A unique set of wideband integrated optical functions
Spectroscopic methods exploit the absorption and reflection of light by matter, teasing out spectral patterns to identify the materials present according to their characteristic spectra. The mid-IR range of wavelengths contains the so-called fingerprint region (around 2.5-10 µm) associated with the stretching, vibration and rotation of molecules. The spectral emission pattern, or ‘molecular fingerprint’, is unique to each specific molecule, so mid-IR spectroscopy can very accurately identify molecules in a sample. INsPIRE set out to develop a new germanium-rich silicon integrated photonics platform for the detection of molecular fingerprints. As principal investigator Delphine Marris-Morini explains, “it exploits the advantages of silicon photonics technology, including maturity, large-scale fabrication and strong light confinement. It also takes advantage of the wide transparency window of germanium up to 15 µm. In comparison, silicon oxide is transparent up to 3.8 µm and silicon up to 8 µm.” This wide window of transparency means the optical materials used do not absorb and reflect light in this range so they do not impede its propagation. The monolithic integrated photonics design reduces the space required, resulting in a fingerprinting system-on-chip that fits on your fingertip.
You say you want a revolution
INsPIRE evaluated the optical properties of the envisioned platform and developed a new set of optical functions. Moving into uncharted territory, Marris-Morini recalls: “We realised the equipment we needed to test our mid-IR devices was much less developed than for near-IR wavelengths, where telecommunications applications have spurred innovation.
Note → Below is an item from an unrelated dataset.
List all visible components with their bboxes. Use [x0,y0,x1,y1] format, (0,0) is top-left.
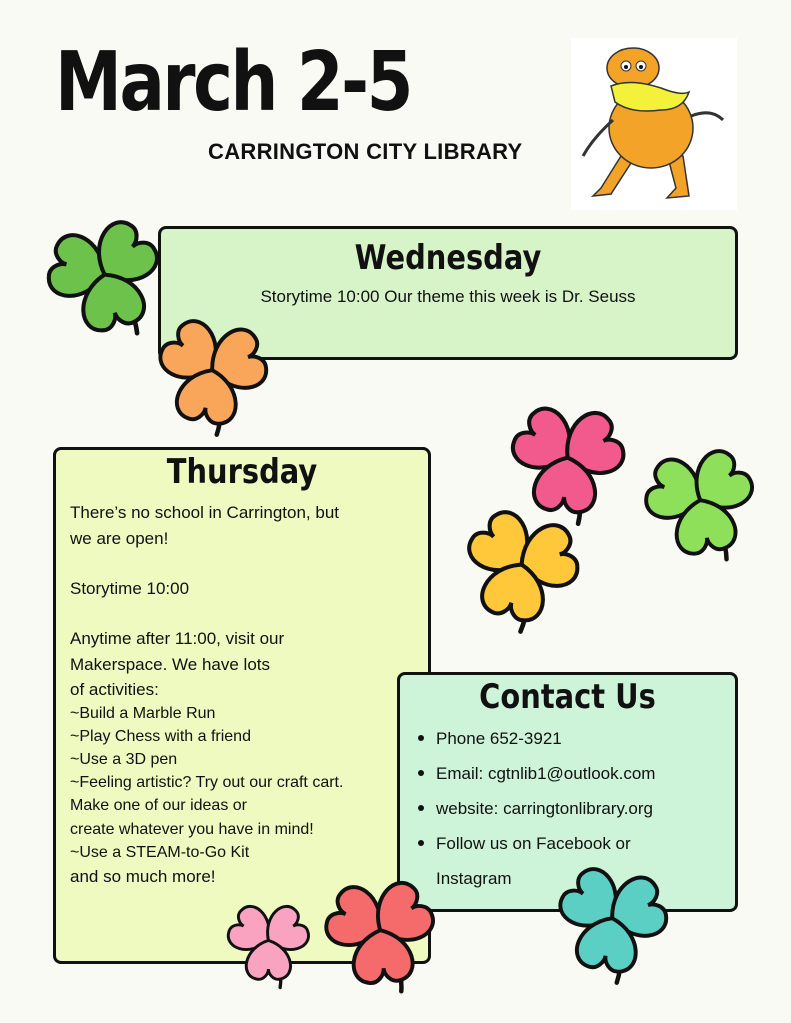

We had to build our own wideband polarisation rotator and often bought prototypes or devices that were freshly commercialised.” In the end, the team did in fact change the world of mid-IR spectroscopy, an evolution resulting in several world firsts with resonant structures operating in the 8 µm-wavelength range: integrated mid-IR Bragg grating-based Fabry-Perot resonators, broadband integrated racetrack ring resonators, and a high-resolution broadband mid-IR silicon-germanium Fourier-transform spectrometer. Although development of mid-IR optical modulators was not planned at the beginning of the project, the team achieved yet another record, the first optical modulation in a mid-IR photonic circuit operating in the 5.5-11 µm wavelength range.
Integrated mid-IR photonics for widespread application
Marris-Morini summarises: “By pushing the frontiers of what was possible, we have built high-resolution on-chip mid-IR spectrometers working in an ultra-wide frequency band (in principle 1.5-15 µm) on a circuit less than 1 square centimetre in surface area.” The technology paves the way to portable and low-cost sensors for applications from real-time environmental monitoring of pollutants to food safety to early medical diagnoses.